There was tremendous excitement last year at the American Society of Hematology (ASH) meeting about promising new leukemia drugs.
There was tremendous excitement last year at the American Society of Hematology (ASH) meeting about promising new leukemia drugs. One drug for chronic myelogenous leukemia (CML), ponatinib (brand name Iclusig) made big news as leading experts shared later stage study data showing great effectiveness for patients with the life-threatening T315i mutation and for those who did not respond to already approved drugs for CML. The buzz was that ponatinib might not only help the few patients with T315i and who were almost out of options, but also a bigger group of patients earlier in their CML journey. Within weeks the FDA crowned the excitement with approval for marketing of the drug under the brand name of Iclusig and gave a huge boost the to the biotech company that developed it, Ariad Pharmaceuticals.
Like any drug, side effects were known. In this case concerns especially surrounded vascular complications like blood clots, heart attacks and stroke. But the feeling was the benefits outweighed the risks. And some patients who would otherwise be very sick or face death – patients like Hans Loland of Seattle who was featured in a Patient Power video profile more than two years ago – were overjoyed. Other CML patients felt more confident that there was now a third line drug available for them should they ever need it.
A couple of weeks ago things turned “south” for ponatinib. As more data emerged it appeared the risks of severe vascular events were higher – perhaps too high to label the drug “safe.” Last week the FDA took a strong step asking Ariad to suspend marketing. Further it asked physicians to stop prescribing it and, as possible, move existing patients to other approaches.
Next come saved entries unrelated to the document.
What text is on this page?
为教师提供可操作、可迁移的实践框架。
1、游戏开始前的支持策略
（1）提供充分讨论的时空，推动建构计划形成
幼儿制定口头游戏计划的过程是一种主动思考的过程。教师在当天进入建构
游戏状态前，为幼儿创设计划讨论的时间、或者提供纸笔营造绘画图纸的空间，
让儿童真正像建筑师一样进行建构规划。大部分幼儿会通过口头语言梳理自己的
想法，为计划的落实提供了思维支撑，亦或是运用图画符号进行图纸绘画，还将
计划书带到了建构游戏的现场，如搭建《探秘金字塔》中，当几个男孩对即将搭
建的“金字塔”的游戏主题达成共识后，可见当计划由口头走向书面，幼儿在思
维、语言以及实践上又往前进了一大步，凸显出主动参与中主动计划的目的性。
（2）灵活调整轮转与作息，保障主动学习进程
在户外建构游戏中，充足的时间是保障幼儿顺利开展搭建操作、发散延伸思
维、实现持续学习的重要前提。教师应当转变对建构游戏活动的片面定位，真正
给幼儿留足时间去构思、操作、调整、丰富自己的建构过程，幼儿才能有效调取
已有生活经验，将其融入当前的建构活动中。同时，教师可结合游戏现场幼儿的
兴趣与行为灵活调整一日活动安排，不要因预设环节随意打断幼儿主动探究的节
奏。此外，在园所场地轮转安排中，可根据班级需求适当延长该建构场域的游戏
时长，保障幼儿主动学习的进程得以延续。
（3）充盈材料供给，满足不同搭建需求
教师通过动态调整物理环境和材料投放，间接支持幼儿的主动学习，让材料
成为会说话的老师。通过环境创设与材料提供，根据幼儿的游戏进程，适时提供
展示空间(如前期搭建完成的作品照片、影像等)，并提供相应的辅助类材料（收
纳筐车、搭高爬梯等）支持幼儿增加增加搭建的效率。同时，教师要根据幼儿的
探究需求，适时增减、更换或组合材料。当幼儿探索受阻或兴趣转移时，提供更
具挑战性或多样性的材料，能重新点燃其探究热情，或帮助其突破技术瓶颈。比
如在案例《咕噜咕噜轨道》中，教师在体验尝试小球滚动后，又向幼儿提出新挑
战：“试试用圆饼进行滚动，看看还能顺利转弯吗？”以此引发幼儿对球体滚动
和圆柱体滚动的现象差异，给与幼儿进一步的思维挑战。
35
Physicians and advocacy groups quickly responded, citing the need to consider both safety and the benefits of the drug.
This is another example of how excitement about promising new drugs – even ones that are approved – need to be measured. Certainly, ponatinib is not the first drug to be limited in this way. As more patients take a medicine after it is approved, more than in the earlier studies, a clearer picture of effectiveness – and also risks – can emerge. Also, since physicians may prescribe an approved drug “off label” to a wider group of patients who were in the original studies, it is possible some patients may take on unnecessary risk.
Now the company is negotiating with the FDA how ponatinib may once again be available in the US for the patients who may need it to survive and where programs are set up to limit its use by others. It’s too early to tell how this will turn out. Will the FDA step back a bit from its very safety conscious and conservative approach? And what will happen in Europe where the drug is also approved? Patients and families around the world who depend upon it are surely worried. Our partner, The National CML Society, is working with the FDA and leading CML physicians to provide updates for patients which will be posted on their Facebook page as they occur and on their website.
Of course, this isn’t a story only CML patients should pay attention to. In CLL, myeloma, myeloproliferative conditions and others that are sure to be “hot topics” at ASH this year, there are many new drugs that are showing promise for having higher effectiveness with low side effects and allowing for a high quality of life. All of us need to temper our excitement about what could be great gifts from medical science. As researchers fight cancer at the genetic level we celebrate when they can “turn off” an oncogene. But we always have to wonder if there is an effect “downstream” that is too great.
I don’t mean to throw cold water on the promise of new drugs for my conditions or yours. I am truly hopeful. But cancer remains a wily foe and we have to recognize that while there is real progress all too often it comes in the form of two steps forward and one step back.